Note that if we add concurrency and messaging to extended hierarchical state transducers, we get a statechart. We made the design decision to remain at the present level, and not to incorporate any concurrency mechanism.1
- statecharts include activities and actions which may produce effects, and concurrency. We are seeking an purely computational approach (i.e effect-less) to facilitate composition, reuse and testing.
- In the absence of concurrency (i.e. absence of parallel regions), a statechart can be turned into a hierarchical state transducer. That is often enough!
- there is no difference in terms of expressive power between statecharts and hierarchical transducers2, just as there is no difference in expressive power between extended state machines and regular state machines. The difference lies in naturalness and convenience: a 5-state extended state machine is easier to read and maintain than the equivalent 50-state regular state machine.

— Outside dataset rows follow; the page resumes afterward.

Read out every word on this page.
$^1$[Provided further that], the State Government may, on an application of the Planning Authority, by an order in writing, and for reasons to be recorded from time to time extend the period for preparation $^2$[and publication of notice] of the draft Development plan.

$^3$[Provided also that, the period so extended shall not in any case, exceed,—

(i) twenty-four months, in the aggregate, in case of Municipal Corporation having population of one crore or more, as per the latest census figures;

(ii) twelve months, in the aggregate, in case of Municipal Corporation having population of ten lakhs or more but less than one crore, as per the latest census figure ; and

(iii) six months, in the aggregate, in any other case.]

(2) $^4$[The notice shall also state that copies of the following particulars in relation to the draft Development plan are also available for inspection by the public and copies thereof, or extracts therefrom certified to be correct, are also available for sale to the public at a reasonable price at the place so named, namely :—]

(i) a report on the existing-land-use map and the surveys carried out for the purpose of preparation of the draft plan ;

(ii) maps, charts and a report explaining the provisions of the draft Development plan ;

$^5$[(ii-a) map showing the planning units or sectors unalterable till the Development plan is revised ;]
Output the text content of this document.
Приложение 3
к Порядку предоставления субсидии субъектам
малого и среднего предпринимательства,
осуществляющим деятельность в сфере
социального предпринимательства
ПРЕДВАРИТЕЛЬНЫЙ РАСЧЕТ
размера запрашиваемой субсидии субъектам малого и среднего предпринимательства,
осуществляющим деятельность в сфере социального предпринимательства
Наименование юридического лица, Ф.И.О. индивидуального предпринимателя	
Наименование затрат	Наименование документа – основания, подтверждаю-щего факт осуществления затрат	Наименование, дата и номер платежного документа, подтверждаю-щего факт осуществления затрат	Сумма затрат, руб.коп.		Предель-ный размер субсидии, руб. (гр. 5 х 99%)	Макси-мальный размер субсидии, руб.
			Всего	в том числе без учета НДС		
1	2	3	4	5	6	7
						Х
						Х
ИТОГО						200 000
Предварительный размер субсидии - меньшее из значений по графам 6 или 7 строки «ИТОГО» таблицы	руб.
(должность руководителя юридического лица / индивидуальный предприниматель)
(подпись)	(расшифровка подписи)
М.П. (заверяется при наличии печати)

- we argue that convenience here is on the side of being able to freely plug in any concurrent or communication model fitting the problem space. In highly concurrent systems, programmers may have it hard to elaborate a mental model of the statecharts solely from the visualization of concurrent statecharts.
- some statecharts practitioners favor having separate state charts communicating3 in an ad-hoc way rather than an integrated statechart model where concurrent state charts are gathered in nested states of a single statechart. We agree.